WATERTOWN — Legislator Philip N. Reed Sr. might be the next chair of the Jefferson County Board of Legislators.
On Wednesday, Chairman Scott A. Gray, R-Watertown, went public with his intent not to seek another term in the leadership seat.
Mr. Reed, R-Alexandria Bay, said he’s known about Mr. Gray’s intentions for a while and said he was honored to be considered an option for the board’s next leader.
“It’s an honor to be considered for the position by my peers,” he said Wednesday.
Mr. Reed is one of the longest serving members of the Board of Legislators. He first took office in 2002, six years after the county legislative body was reformatted from a Board of Supervisors to its current structure.
He’s also the board’s longest serving committee chair, having led the General Services Committee since 2004.
“I think the experience of being on the board for what is about to be my 20th year, and my leadership of the General Services Committee, that hopefully makes people think I have the experience to run the board,” he said.
Mr. Reed said he’s proud of the work he’s done with the General Services Committee.
Under his tenure, the Watertown International Airport has become financially stable and a well-used connection between Jefferson County and the rest of the world.
It continues to see grant awards for new projects, and ridership has increased precipitously, from 2,200 passengers boarding planes there in 2010, to 23,000 in 2019.
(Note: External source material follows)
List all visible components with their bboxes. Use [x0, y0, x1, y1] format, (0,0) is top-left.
Mr. Reed said he wants to focus on developing the county’s infrastructure as chair, while also keeping the county’s budget in balance.
There’s plenty of opportunity to do so. The county has already dedicated $2 million in funding from the American Rescue Plan Act to infrastructure development, and $10 million more from that program is anticipated in 2022.
There’s also a glut of funding available from the infrastructure bill recently passed by Congress.
“I think the main focus is, Jefferson County is poised to be in a good position to bolster our infrastructure,” Mr. Reed said. “The fund balance is in good shape, and I’d like to continue those practices, while also putting down some pavement, in the coming years.”
Part of the reason Mr. Gray is not seeking another term is the political tone of the board — things have gotten too partisan, he said in an interview this week.
Mr. Reed on Wednesday declined to comment on Mr. Gray’s statements. He said there will be time to discuss the politics of the board, and the leadership of its three committees, once he’s closer to the leadership seat himself.
“I’d be happy to comment on that more as this hopefully comes to fruition,” Mr. Reed said.
The chair of the Jefferson County Board of Legislators is selected from among the 15 legislators by popular vote of the board’s membership. That vote is taken during the board’s first annual meeting, scheduled for Jan. 4.